Volkswagen AG’s stock price fell 19% on Monday, according to The Wall Street Journal. The company recently stated that as many as 11 million vehicles world-wide could be affected by software allegedly used to cheat emissions tests.
CBS News states that shares of the German car manufacturer closed at a more than three-year low on Monday.
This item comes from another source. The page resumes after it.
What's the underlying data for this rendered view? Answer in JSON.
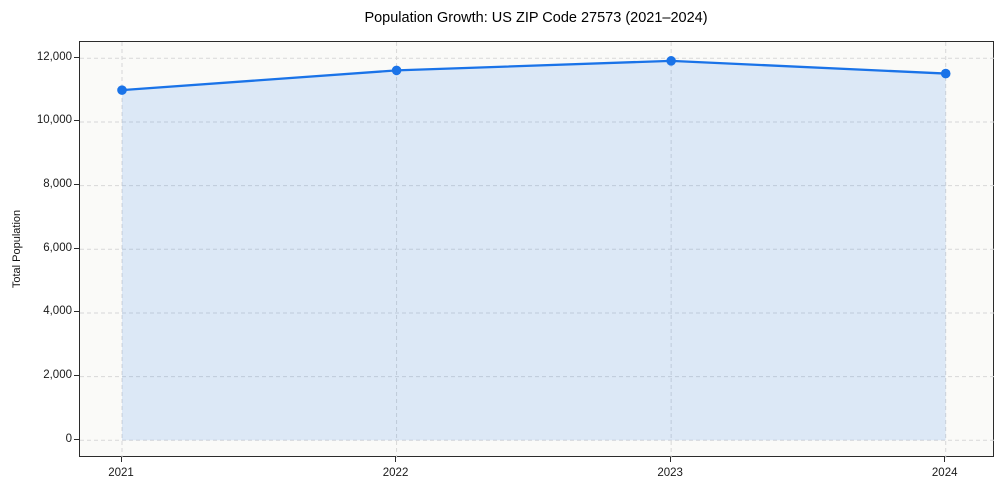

They state that the U.S. Justice Department is conducting a criminal probe of Volkswagen’s conduct.
The company announced plans to take a €6.5 billion ($7.27 billion) provision that will force the company to downgrade its earnings outlook.
Volkswagen owns Porsche, Audi, and Skoda, among other brands.
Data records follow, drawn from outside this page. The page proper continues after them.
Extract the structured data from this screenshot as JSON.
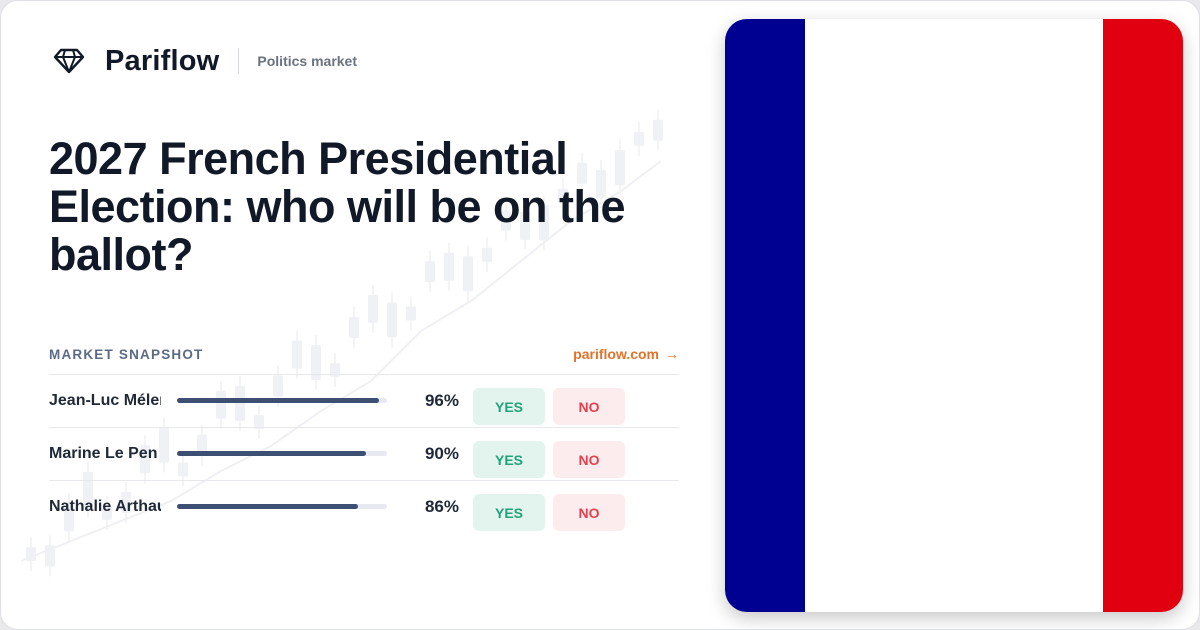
{
  "brand": {
    "name": "Pariflow",
    "tagline": "Politics market",
    "icon": "diamond-icon"
  },
  "title": "2027 French Presidential Election: who will be on the ballot?",
  "snapshot": {
    "label": "MARKET SNAPSHOT",
    "link_text": "pariflow.com",
    "link_arrow": "→"
  },
  "rows": [
    {
      "name": "Jean-Luc Mélenchon",
      "percent_label": "96%",
      "percent": 96,
      "yes_label": "YES",
      "no_label": "NO"
    },
    {
      "name": "Marine Le Pen",
      "percent_label": "90%",
      "percent": 90,
      "yes_label": "YES",
      "no_label": "NO"
    },
    {
      "name": "Nathalie Arthaud",
      "percent_label": "86%",
      "percent": 86,
      "yes_label": "YES",
      "no_label": "NO"
    }
  ],
  "flag": {
    "country": "France",
    "colors": [
      "#000091",
      "#ffffff",
      "#e1000f"
    ]
  },
  "colors": {
    "accent_link": "#e0732b",
    "yes_text": "#21a27a",
    "yes_bg": "#e3f4ee",
    "no_text": "#e04350",
    "no_bg": "#fdecee",
    "bar": "#3d4f72"
  }
}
Volkswagen is halting American sales of popular diesel-powered cars and issued an apology for violating consumers’ trust.
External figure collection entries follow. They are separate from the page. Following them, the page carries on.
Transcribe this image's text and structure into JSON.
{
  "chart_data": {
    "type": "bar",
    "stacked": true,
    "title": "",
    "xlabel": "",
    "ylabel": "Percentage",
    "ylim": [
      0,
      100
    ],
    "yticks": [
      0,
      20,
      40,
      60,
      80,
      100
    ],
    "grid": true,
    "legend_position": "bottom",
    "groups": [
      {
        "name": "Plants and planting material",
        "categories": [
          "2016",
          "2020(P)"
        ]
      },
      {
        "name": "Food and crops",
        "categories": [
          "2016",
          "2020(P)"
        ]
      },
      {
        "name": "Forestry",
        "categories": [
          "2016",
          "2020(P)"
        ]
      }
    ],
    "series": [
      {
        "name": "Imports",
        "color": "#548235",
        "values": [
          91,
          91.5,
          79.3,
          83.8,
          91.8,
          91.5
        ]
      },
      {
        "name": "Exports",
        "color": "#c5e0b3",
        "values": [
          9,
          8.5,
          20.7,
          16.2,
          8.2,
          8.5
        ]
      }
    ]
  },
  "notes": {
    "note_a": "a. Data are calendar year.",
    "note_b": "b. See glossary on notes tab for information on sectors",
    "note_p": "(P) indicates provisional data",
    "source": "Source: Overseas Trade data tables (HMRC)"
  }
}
The company said the discrepancies relate to vehicles with Type EA 189 engines and that “a noticeable deviation between bench test results and actual road use was established solely for this type of engine.”
“Volkswagen is working intensely to eliminate these deviations through technical measures,” it added.
On Friday, U.S. environmental authorities alleged Volkswagen had installed software in nearly 500,000 cars that made them appear to run cleaner in emissions tests than they actually do on the road.
The company hasn’t contested the accusation, and Chief Executive Martin Winterkorn has since issued a personal apology, writes The Wall Street Journal. The U.S. Environmental Protection Agency stated that VW could be held responsible for “up to $18 billion” in fines, writes jalopnik.com.
One attorney now involved in litigation against Volkswagen likens the case to Hyundai Motor America and Kia Motors America. In late 2013, those companies agreed to pay $400 million for inflating the fuel economy claims for their vehicles, according to CBS News.